Not the shaded table by the pool
where I point out a hummingbird eating nectar
and my son asks, “You mean like I eat pizza?”
Not the tent—stuffed in a corner
of the garage—I slept in many summers ago
while biking across the country, once in a horse
pasture in Virginia, another time in the
parking lot of a Pentecostal Church deep
in Appalachia, cement still fiery-hot at midnight.
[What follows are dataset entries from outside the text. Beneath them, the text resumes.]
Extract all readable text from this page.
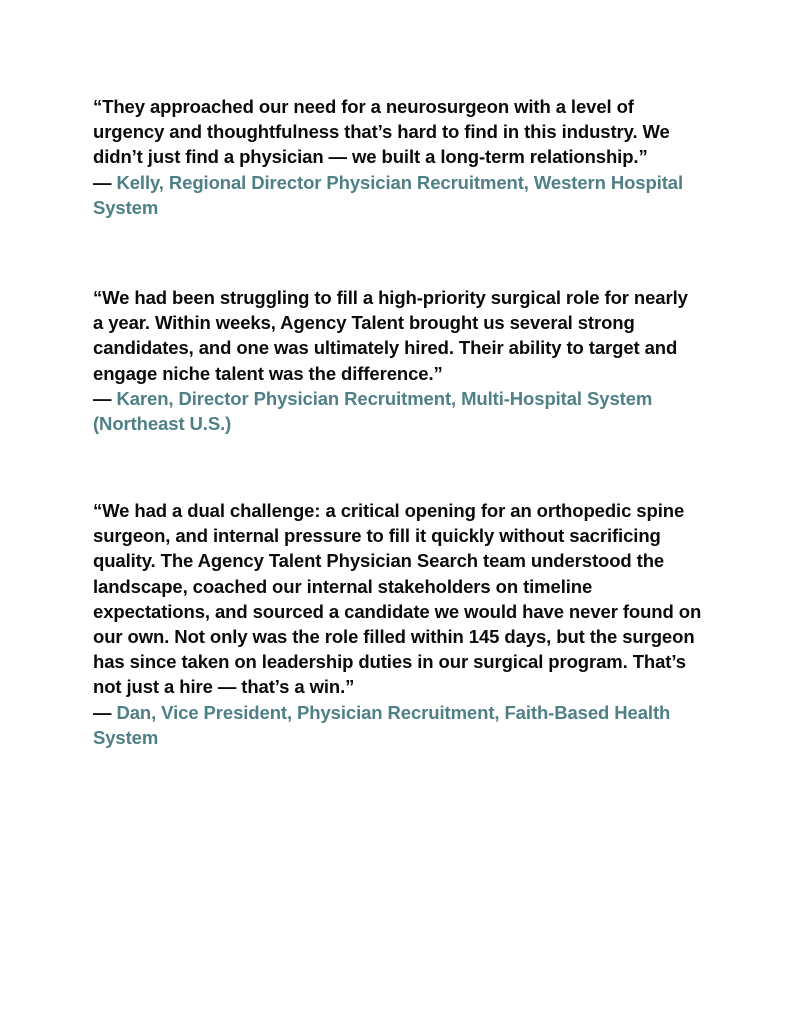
“They approached our need for a neurosurgeon with a level of urgency and thoughtfulness that’s hard to find in this industry. We didn’t just find a physician — we built a long-term relationship.”
— Kelly, Regional Director Physician Recruitment, Western Hospital System
“We had been struggling to fill a high-priority surgical role for nearly a year. Within weeks, Agency Talent brought us several strong candidates, and one was ultimately hired. Their ability to target and engage niche talent was the difference.”
— Karen, Director Physician Recruitment, Multi-Hospital System (Northeast U.S.)
“We had a dual challenge: a critical opening for an orthopedic spine surgeon, and internal pressure to fill it quickly without sacrificing quality. The Agency Talent Physician Search team understood the landscape, coached our internal stakeholders on timeline expectations, and sourced a candidate we would have never found on our own. Not only was the role filled within 145 days, but the surgeon has since taken on leadership duties in our surgical program. That’s not just a hire — that’s a win.”
— Dan, Vice President, Physician Recruitment, Faith-Based Health System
Not the Swiss Alps where we honeymooned,
dipping chocolate in our espressos as the dew
lifted and snow-capped peaks blinded us.
Not the bow of a ship in Glacier Bay, back when
it still had glaciers, when I could watch an iceberg crumble
and feel not fear, but awe.
Not the Estación de tren de Granada,
where Eva and I spent hours passing notes
the way star-crossed lovers destined to part ways
pass notes: ostentatiously, confusing depth of feeling
with profundity.
Not the plazas of Montmartre, where everything is beautiful—
the Parisian sunset, the sweaty tourists taking photos
of the Moulin Rouge, the unkempt painters
who speak hopefully of the greats, how their genius
was but posthumously acknowledged.
No, the ideal spot for writing poetry is here, Terminal 5
at LAX, surprisingly uncrowded for Labor Day, parents
shushing hungry toddlers, a tattooed woman in sandals
running to catch her flight, and me, hungry too,
thinking if it all ended here, my God, what a life it’s been.